Après un début de basho décevant et deux revers en trois journées, Baruto a assuré l'essentiel avec sept shiroboshi consécutives qui lui ont attribué le kachi-koshi. Le Balte est désormais en roue libre et n'a plus rien à gagner. Ce qui fait les affaires du roublard Kakuryu, le Mongol devant repartir de zéro pour son ozeki-run. Peu regardant sur les moyens, Kakuryu se sort de l'affrontement en plaçant une henka pleine de timing. On imagine qu'il n'a pour l'heure cure de la « qualité » de son sumo, qui importera quand il sera à nouveau en position de briguer le grade supérieur. L'ex-aspirant à la tsuna Harumafuji, quant à lui, dispose au terme d'un combat solide de Tochiozan, très accrocheur et en position favorable après l'atari, mais qui cède progressivement et se voit mis sur le reculoir par la puissance du Mongol. Harumafuji assure l'essentiel après un basho raté, le kachi-koshi.
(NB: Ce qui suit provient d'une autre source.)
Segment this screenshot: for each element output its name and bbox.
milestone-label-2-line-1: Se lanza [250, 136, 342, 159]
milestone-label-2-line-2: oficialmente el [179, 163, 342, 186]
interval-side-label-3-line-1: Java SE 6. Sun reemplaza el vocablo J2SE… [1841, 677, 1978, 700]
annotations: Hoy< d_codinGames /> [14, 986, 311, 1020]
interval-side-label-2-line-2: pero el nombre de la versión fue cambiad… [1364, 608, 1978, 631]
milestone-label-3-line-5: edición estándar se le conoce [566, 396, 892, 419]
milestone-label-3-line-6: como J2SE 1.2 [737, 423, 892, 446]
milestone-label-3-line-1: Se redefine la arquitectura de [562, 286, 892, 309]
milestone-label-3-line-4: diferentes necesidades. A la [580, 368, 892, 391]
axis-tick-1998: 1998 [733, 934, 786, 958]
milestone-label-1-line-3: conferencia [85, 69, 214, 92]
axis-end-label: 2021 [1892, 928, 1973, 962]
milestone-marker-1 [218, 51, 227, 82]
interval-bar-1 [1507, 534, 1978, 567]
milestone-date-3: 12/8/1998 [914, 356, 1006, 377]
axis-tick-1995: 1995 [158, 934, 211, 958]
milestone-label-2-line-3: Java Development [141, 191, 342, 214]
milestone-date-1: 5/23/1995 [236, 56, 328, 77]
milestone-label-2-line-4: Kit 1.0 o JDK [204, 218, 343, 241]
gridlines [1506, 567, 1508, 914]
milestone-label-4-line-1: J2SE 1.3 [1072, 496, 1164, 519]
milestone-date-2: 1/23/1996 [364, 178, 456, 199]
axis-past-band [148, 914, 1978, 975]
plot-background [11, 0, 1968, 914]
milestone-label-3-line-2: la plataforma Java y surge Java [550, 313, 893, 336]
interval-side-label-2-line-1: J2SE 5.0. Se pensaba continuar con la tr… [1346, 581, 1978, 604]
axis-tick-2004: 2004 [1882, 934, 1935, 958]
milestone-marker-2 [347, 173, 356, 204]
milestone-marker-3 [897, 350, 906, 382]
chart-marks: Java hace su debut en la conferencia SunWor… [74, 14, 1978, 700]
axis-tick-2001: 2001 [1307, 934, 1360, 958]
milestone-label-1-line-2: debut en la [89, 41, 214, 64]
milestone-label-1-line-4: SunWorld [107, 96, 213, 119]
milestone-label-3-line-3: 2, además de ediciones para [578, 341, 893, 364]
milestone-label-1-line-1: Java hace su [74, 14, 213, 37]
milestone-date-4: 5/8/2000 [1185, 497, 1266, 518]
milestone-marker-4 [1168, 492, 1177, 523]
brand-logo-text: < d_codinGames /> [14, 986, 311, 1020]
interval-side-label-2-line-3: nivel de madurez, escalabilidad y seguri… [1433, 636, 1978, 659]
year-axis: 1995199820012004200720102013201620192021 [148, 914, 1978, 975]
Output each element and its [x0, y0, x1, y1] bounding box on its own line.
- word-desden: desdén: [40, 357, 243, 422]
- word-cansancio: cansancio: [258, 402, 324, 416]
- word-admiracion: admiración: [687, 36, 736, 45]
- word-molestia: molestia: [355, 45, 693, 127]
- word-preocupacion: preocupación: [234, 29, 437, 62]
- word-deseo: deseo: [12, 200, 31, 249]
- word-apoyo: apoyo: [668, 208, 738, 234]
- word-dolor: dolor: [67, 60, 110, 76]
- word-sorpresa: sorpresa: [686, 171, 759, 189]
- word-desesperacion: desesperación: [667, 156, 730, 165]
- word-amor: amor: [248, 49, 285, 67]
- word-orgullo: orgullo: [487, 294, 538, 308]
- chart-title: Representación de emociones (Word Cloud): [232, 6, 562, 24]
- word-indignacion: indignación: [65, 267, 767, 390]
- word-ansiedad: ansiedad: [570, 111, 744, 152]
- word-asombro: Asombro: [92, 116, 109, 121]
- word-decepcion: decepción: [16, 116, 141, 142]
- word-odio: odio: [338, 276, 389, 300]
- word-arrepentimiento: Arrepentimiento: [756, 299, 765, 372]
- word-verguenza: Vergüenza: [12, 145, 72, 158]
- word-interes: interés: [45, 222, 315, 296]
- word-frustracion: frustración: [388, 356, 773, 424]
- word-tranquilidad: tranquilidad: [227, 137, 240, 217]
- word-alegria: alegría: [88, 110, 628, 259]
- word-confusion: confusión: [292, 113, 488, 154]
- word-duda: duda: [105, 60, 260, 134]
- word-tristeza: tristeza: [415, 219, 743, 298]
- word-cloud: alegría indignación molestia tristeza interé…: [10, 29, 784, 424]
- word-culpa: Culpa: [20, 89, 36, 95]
Baruto pris au piège de sa naïveté.
Aran prend cher sur ce basho, mais sur son combat du jour face à Takekaze, il montre une belle lucidité qui lui permet de voir au moment opportun le déséquilibre de son adversaire et de placer le décalage meurtrier qui lui permet d'adoucir la facture. L'autre komusubi, Toyonoshima, est aussi victime de la forme des sekiwake et ozeki, mais il n'a pas encore abandonné tout espoir de conserver son rang. Face à Yoshikaze, il parvient avec justesse à placer la lutte sur le terrain du yotsu-zumo qui lui est plus favorable, venant à bout de l'acharnée résistance de son adversaire par la grâce d'un aérien sukuinage. Du très beau sumo pour le lutteur de poche.
Toyonoshima n'est pas encore mort.
Beau basho pour Okinoumi, qui engrange dans un positionnement difficile du banzuke un cinquième succès en montrant plus de puissance que Wakanosato, pas vraiment au niveau joi-jin sur ce tournoi. Goeido engrange le kachi-koshi face à Homasho qui fait pourtant le tournoi de sa vie. La puissance de Goeido est trop forte en dépit de la résistance « takamisakaresque » de l'Indien, qui peut encore caresser l'espoir d'intégrer les rangs sanyaku.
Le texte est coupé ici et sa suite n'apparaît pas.